Tiefschwarz Eat Books Review

Released 2005.  

BBC Review

Alas the high points on Tiefschwarz's second album are overshadowed by the bulky...

Jack Smith 2005

The phrase 'eat books' is not to be taken literally; it has metaphorical license in Germany, meaning if you like a book a lot you don't just read it, you devour it.

Tiefschwarz's second LPtakes this statement of passion and uses it as a central motif: gone are the rainbow flavours of their debut, Ral 9005; the beats here are virile, the vocals visceral and the body of the album built from linear grooves that leave no room for ambiguity.

Recent single 'Wait & See' (a collaboration with Chikinki) showcases their current mood perfectly with huge, shimmering synths, colossal bass stabs and punkish vocals: the questing spirit of 80s post-punk writ large.

The album unfolds in a similarl manner, via an array of floor-filling vocal tracks. Matty Safer's gutsy voicematches the scratchy rock guitars, acid bleeps and chugging grooves on opener "Warning Siren", while Ed Laliq bravely rides the nonchalantly-paced, "Troubled Man". "Damage" provides a moment of levity, its deft fusion of disco, house and Detroit machine soul - a perfectly ethereal soundtrack for veteran vocalist Tracy Thorn.

"Benedict" sounds like it could have come straight from the famous Klang studios; the gently burbling "Far East" also offers Kraftwerk style leitmotifs and the minimalistic "Artificial Chemicals" (also featuring Chikinki) has the air of the electro-prototype about it.
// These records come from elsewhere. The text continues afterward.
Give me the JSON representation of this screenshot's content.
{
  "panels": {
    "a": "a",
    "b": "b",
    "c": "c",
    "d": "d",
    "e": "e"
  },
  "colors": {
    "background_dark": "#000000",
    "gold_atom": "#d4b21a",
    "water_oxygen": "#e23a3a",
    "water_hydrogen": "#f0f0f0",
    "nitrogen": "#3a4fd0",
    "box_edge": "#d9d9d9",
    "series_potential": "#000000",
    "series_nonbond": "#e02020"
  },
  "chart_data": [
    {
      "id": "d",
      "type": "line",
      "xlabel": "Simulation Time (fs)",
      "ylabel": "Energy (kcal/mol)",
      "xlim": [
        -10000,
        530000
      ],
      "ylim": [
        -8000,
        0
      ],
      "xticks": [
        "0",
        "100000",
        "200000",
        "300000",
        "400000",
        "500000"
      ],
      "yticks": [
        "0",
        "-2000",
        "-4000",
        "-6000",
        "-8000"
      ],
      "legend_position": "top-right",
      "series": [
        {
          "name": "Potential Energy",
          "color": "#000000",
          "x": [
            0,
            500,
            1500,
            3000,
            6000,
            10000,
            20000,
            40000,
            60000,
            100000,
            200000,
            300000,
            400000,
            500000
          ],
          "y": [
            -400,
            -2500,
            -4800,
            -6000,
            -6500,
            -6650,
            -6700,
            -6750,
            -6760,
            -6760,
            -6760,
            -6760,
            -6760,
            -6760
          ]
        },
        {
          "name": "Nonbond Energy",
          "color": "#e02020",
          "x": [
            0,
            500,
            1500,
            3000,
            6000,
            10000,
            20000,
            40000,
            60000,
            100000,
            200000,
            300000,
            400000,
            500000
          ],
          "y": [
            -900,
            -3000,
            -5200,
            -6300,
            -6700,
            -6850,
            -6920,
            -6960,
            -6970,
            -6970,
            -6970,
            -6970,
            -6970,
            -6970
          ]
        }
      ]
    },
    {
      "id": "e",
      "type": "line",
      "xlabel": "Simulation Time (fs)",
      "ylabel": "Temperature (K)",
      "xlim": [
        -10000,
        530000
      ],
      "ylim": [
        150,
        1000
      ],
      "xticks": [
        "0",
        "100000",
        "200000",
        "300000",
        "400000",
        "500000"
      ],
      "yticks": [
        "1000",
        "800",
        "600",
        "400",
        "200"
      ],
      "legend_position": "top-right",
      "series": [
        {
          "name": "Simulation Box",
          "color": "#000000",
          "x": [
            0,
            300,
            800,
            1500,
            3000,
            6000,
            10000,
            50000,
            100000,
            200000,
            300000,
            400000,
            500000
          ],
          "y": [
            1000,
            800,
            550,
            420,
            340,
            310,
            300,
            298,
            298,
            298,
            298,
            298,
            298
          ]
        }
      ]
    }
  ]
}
But the album has blind sides. The instrumental tracks don't hold up too well, being generally rich in sound but lacking ideas and overall content, and certain vocal tunes buckle slightly under the weight of their tremendous bulk - "Original" and the blithely titled "Schmetterlingsflugel" ('Butterfly Wings') for example.

While the limited changes begin to dull the senses, the persistently pumping pace also starts to sound redundant. This is an album, we realize, whose power lies in its impressive clarity of sound and potent grandeur rather than in its average attempts at songwriting.